While the gender ratio was somewhat imbalanced for both groups, the oxygen uptake kinetics to the onset of moderate-intensity exercise is independent of sex (Fawkner et al. 2002). Additionally, The gender difference in SMM explained the most variability in CRF between males and females (Köhler et al. 2018; Krachler et al. 2015; Wittekind et al. 2020). This gender ratio may be acceptable since the focus of this study was on the effects of skeletal muscle mass on cardiorespiratory fitness-related adaptations.

Participants performed step-transitions corresponding to 80–90% GET workload, resulting in the different amplitude responses between groups (Table 3). However, the kinetics of \(\dot{V}{\text{O}}_{{2}}\) is relatively stable within the moderate intensity domain despite the differences in amplitude (Keir et al. 2016), suggesting that these differences had minimal effects on the temporal differences or between-group comparison. The HIIT protocol in this study was based on maximal anchor rather than CP/CS and W′ recovery model, which might cause deviations in training volume between two groups. Future study should aim to develop a standard HIIT protocol based on CP/CS and W′ recovery model.

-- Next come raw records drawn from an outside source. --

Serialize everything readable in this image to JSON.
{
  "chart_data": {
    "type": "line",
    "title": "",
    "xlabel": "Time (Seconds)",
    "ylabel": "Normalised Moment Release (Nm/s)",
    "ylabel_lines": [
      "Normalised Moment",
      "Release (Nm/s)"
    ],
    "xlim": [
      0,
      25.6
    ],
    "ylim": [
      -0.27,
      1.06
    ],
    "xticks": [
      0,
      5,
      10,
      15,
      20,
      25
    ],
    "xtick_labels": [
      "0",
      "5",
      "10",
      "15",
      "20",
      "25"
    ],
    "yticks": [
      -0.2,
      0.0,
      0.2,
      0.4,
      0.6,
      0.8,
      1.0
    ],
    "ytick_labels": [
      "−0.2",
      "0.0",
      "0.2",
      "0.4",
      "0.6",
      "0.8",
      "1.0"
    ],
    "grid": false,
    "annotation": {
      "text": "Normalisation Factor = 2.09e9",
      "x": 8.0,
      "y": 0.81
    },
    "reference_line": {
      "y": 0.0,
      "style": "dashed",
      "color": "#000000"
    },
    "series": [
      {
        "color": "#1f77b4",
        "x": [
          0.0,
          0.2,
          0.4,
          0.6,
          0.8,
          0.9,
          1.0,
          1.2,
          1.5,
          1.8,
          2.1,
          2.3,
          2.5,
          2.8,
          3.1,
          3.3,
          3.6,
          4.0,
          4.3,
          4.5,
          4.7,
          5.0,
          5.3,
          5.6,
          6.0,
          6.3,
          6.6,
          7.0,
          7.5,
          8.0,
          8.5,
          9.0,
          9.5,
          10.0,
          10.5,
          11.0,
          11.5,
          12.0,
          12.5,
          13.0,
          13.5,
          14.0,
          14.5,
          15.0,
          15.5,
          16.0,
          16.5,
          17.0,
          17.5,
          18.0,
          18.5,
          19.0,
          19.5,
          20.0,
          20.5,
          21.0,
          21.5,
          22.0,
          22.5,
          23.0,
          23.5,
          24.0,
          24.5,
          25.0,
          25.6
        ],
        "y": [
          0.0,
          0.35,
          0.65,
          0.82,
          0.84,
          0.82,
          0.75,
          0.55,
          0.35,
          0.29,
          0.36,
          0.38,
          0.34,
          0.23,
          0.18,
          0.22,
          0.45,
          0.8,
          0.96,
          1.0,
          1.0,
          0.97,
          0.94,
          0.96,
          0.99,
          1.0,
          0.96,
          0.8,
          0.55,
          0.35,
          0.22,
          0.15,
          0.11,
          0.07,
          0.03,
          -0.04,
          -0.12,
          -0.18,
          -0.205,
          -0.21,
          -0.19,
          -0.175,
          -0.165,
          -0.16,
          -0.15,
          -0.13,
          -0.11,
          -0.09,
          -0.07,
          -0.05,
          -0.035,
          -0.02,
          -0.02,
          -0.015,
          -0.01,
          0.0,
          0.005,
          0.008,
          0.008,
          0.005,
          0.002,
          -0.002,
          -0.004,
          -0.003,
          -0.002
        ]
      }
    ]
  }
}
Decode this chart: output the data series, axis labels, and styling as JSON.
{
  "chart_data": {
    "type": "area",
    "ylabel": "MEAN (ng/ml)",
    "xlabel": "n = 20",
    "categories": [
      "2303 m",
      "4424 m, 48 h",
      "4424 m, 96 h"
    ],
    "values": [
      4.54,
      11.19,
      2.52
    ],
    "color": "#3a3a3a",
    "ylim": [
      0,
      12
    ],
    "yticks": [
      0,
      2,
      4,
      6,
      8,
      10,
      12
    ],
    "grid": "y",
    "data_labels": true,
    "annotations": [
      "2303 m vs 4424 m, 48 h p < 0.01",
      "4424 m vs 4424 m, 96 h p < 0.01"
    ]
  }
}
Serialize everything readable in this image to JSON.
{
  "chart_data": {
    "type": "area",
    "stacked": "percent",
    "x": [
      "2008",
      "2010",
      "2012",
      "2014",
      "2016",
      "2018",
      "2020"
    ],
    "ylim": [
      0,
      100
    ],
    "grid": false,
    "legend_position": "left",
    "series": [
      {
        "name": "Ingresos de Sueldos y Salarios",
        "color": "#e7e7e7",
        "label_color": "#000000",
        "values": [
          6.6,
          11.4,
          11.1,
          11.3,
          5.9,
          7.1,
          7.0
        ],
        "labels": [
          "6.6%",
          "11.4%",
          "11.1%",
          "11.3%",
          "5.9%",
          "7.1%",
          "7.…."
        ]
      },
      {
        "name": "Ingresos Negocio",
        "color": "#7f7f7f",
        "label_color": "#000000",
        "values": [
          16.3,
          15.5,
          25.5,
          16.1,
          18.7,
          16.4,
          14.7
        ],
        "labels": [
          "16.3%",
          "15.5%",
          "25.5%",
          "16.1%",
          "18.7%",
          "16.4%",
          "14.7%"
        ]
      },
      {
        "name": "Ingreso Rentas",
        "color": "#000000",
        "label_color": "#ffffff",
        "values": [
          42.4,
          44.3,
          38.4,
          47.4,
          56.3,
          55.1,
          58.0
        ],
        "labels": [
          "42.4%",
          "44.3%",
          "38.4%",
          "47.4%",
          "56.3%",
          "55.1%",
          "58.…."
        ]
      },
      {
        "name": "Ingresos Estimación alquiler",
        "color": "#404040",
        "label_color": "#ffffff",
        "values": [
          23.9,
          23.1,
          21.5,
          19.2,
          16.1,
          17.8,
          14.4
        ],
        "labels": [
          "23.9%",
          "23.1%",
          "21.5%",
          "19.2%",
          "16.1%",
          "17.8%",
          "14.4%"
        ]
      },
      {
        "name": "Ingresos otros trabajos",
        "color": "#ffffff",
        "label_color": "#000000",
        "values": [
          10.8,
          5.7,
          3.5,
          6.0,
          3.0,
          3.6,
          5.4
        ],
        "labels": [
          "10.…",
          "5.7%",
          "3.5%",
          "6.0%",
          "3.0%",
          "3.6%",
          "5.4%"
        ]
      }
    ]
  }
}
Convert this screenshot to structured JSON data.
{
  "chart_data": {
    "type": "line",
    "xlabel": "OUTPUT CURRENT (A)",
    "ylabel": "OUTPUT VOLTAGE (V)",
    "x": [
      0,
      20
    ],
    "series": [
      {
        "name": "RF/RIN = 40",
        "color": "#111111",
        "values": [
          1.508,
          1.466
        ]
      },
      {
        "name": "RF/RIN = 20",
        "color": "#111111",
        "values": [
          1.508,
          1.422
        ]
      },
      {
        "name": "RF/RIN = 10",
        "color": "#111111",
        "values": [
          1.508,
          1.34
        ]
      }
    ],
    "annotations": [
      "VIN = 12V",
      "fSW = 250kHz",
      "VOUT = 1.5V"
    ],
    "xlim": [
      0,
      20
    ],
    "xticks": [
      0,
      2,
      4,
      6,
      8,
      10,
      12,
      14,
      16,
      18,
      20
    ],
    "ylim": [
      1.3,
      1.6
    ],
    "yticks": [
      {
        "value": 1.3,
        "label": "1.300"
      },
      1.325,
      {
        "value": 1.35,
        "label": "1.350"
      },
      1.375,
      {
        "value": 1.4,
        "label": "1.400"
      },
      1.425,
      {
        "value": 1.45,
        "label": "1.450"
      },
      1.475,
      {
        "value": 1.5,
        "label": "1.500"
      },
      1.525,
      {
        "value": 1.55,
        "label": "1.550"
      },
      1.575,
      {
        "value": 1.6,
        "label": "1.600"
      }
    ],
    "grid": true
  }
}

Finally, it should be noted that although the sample size was in line with previous studies in the field (Murias et al. 2011a; McKay et al. 2009; Berger et al. 2006) and the statistical power was large enough to detect changes in parameters before and after training, the sample size was not large enough to provide enough power for all the possible interaction effects. The cluster analysis should be applied to assign individuals in order to achieve a more rigorous allocation of groups (Laudani et al. 2013). However, this study was unable to apply the cluster analysis with N = 10 for each cluster and provide sufficient statistical power due to the relatively small sample size (Rutterford et al. 2015; Dalmaijer et al. 2022). Caution should be used when interpreting these results.

Conclusion

Four weeks of HIIT significantly increased the aerobic capacity, skeletal muscle mass, and \(\dot{V}{\text{O}}_{{2}}\) kinetics of recreational trained and untrained participants. Additionally, an improved Δ[HHb]/\(\dot{V}{\text{O}}_{{2}}\) ratio reflects a training-induced better match of O2 distribution and utilization within the muscle tissue. Taken together, the peripheral adaptations response to 4 weeks of HIIT is attributed to the observed improvements. The SMM directly links to \(\dot{V}{\text{O}}_{{{\text{2max}}}}\) gains and the training effects are similar between groups, presenting HIIT as a powerful method to reach better physical fitness levels for RT-based trained and untrained individuals. However, the fitness gap between groups in this study was relatively moderate. Participants with a broader range of fitness levels/training backgrounds are needed in further research to explore the possible differences in adaptations.